Mumbai: Net profit for Nifty 50 companies is likely to grow by 6 percent during the second quarter of the current fiscal year-on-year, the highest level in eight quarters, says a report.
Sales of companies constituting the 50-share well-diversified NSE index are seen to grow 3 percent in the July-September quarter compared with the year-ago period, said the report brought out by leading brokerage Motilal Oswal.
The earnings performance will be driven by domestic cyclicals like automobiles, cement and select private sector banks. Besides, consumer and NBFCs are likely to post healthy growth.
"Nifty PAT (profit after tax) is likely to grow by 6 percent year-on-year in the second quarter of 2016-17 ? the highest in eight quarters," the report predicted.

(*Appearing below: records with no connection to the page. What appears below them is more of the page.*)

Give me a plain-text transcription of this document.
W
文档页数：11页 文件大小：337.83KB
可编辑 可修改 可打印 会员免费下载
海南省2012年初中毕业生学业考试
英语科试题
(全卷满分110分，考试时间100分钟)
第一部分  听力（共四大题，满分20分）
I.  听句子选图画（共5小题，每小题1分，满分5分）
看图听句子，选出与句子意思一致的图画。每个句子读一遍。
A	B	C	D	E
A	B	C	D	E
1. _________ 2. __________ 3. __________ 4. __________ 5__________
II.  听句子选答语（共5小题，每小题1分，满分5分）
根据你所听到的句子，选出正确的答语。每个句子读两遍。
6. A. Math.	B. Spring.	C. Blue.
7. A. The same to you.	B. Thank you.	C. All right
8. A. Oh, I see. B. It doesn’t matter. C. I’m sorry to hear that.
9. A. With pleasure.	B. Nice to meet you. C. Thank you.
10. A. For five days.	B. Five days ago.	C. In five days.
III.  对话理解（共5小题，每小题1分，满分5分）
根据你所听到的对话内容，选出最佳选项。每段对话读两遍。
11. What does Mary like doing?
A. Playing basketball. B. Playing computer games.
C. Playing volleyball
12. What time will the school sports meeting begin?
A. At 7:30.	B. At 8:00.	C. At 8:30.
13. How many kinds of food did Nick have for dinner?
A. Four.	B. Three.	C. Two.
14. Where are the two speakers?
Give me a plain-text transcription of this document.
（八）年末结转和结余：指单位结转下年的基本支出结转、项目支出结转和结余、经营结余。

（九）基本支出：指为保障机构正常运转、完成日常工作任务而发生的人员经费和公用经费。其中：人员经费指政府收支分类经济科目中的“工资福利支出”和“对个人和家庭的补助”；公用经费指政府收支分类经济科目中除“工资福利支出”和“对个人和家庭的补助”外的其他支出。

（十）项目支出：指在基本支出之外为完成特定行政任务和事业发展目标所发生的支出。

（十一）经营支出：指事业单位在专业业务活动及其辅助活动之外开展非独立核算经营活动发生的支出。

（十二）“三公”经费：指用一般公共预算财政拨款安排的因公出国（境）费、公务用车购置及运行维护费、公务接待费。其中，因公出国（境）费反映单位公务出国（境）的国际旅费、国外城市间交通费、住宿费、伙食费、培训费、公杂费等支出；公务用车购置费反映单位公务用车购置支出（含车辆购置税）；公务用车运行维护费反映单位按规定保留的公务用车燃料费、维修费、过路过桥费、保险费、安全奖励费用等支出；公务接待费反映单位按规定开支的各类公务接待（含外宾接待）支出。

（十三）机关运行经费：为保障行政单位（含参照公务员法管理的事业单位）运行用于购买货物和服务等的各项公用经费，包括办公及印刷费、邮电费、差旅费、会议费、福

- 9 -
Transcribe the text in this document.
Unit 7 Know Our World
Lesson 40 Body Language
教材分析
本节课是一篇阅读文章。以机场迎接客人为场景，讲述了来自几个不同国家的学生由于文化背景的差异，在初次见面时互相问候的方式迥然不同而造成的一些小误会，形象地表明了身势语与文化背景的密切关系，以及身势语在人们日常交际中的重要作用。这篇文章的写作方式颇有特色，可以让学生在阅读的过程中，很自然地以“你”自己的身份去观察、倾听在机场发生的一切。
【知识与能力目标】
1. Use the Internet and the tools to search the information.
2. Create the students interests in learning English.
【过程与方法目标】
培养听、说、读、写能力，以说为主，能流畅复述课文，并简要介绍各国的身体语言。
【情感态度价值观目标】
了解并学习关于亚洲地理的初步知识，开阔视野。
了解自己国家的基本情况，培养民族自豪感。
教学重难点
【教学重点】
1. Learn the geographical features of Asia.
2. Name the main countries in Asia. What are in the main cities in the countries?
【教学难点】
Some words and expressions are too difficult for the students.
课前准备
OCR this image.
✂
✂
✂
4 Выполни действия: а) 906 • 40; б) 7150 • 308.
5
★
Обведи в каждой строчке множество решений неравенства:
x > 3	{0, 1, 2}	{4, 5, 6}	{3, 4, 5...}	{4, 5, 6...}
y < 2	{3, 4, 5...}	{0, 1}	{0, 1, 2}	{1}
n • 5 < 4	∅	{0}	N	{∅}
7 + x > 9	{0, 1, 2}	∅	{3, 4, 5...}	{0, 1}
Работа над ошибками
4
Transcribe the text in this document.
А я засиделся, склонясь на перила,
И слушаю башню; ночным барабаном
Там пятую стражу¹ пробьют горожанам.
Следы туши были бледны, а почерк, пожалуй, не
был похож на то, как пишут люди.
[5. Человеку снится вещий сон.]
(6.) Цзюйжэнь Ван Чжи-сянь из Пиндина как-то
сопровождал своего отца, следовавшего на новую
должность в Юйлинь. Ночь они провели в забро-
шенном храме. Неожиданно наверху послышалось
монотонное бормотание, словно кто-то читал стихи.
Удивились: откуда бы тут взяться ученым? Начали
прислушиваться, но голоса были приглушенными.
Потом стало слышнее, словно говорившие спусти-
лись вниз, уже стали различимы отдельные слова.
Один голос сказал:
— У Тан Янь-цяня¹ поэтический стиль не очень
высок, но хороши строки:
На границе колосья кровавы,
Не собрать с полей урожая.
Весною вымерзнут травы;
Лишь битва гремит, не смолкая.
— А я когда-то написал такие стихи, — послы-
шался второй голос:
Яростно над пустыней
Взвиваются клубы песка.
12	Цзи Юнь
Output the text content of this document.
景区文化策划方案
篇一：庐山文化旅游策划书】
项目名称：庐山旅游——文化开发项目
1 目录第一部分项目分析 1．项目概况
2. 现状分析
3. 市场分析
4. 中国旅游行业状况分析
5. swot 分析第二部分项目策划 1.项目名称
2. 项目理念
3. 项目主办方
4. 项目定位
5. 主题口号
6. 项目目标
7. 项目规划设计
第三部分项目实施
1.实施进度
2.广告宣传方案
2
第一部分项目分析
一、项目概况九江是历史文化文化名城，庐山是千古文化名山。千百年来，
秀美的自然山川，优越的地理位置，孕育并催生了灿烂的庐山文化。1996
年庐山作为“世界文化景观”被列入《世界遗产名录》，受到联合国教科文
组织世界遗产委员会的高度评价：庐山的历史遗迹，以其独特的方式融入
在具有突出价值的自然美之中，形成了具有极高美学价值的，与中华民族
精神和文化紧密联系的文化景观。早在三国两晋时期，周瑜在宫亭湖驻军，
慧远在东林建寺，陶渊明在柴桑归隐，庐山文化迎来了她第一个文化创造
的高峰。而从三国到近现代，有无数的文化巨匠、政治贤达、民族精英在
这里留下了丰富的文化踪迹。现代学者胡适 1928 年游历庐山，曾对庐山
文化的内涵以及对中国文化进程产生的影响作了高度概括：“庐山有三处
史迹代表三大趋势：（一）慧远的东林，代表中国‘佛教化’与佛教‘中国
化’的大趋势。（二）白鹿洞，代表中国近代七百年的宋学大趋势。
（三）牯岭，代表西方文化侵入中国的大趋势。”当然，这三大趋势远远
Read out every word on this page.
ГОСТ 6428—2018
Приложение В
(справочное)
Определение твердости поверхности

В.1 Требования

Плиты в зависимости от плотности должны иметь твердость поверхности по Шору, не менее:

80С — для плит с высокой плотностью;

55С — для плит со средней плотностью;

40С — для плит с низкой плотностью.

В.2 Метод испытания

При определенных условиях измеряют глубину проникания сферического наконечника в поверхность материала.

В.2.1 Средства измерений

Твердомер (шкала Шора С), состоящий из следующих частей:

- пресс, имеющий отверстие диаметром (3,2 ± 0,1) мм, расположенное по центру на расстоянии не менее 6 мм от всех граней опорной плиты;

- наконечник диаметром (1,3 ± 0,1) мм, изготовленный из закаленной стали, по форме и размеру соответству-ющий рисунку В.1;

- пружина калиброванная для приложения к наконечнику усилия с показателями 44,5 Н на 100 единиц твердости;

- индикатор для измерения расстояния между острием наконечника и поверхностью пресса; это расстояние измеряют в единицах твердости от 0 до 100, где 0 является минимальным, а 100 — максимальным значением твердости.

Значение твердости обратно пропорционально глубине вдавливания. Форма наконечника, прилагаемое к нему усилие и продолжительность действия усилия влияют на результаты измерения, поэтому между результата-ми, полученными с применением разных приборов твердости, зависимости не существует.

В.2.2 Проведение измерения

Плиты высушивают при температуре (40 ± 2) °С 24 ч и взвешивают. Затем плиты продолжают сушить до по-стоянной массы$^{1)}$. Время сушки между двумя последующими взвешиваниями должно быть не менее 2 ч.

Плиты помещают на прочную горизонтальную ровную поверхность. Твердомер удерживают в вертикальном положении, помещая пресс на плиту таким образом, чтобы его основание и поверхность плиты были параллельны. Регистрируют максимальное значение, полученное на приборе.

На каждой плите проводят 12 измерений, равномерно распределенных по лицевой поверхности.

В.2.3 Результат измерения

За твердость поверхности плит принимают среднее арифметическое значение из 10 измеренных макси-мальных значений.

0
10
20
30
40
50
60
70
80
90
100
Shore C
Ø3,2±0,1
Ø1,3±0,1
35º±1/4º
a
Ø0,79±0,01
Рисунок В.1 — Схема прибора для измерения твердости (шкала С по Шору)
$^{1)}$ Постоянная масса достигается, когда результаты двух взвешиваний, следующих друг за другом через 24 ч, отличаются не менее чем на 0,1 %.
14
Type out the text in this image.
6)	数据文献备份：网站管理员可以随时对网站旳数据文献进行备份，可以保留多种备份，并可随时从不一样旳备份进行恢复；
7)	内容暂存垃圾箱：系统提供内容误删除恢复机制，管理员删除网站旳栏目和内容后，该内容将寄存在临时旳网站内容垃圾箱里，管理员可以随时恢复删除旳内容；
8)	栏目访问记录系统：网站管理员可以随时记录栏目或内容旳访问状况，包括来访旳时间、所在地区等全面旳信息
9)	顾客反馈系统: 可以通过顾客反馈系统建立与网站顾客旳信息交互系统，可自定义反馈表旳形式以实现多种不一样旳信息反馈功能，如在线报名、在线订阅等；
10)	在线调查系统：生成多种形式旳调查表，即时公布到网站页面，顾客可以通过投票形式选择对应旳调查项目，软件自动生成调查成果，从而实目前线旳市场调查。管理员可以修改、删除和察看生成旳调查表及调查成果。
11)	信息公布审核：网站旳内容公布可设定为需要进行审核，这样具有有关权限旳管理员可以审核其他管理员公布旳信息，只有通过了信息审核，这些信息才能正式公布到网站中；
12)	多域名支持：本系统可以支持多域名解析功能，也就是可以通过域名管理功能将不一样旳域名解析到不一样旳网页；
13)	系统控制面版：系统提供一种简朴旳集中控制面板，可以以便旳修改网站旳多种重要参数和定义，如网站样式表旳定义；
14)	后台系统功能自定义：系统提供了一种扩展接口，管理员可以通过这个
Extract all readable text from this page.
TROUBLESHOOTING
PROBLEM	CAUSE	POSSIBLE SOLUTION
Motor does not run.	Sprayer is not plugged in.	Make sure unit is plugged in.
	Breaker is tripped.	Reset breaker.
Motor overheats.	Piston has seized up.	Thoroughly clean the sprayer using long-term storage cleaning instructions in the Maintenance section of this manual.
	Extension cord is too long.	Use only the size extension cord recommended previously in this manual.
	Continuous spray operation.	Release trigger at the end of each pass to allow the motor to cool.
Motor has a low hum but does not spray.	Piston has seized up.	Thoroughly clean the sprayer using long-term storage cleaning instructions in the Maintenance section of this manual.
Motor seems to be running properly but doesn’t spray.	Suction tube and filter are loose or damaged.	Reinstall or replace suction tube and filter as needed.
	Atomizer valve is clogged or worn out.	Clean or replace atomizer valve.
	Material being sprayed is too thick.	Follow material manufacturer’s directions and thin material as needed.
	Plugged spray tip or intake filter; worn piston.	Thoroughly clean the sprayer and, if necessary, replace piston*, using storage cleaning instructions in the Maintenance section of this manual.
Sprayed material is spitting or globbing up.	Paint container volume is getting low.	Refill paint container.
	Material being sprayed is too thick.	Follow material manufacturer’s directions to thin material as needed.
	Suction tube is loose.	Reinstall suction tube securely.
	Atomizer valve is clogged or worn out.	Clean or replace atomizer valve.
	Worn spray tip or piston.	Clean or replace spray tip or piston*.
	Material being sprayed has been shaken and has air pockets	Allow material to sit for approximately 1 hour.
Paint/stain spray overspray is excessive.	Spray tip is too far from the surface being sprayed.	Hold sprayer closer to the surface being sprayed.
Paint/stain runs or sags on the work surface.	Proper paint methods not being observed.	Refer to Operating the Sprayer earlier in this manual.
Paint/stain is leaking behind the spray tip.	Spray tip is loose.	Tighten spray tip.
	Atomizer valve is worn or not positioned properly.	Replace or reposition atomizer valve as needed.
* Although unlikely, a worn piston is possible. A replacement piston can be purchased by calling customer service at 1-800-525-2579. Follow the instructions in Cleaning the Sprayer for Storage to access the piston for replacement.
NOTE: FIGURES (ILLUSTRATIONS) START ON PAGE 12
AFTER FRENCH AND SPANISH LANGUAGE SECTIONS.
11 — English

According to the document, nearly half of the Nifty universe is expected to post 15 percent expansion in net profit, led by autos, paints, cement and certain private banks.
"Another notable feature of this quarter is the year- on-year PAT decline of large-cap technology companies (Infosys, Wipro and Tech Mahindra)," it added.
Its projection is a majority of the growth in earnings will be driven by five companies ? Bank of Baroda, Reliance Industries, Tata Motors, HDFC Bank and Tata Steel.
Stock breadth has been positive in the current calendar year so far, with 36 Nifty shares trading higher.
All technology and telecom stocks on the NSE benchmark index gave negative returns, the report noted.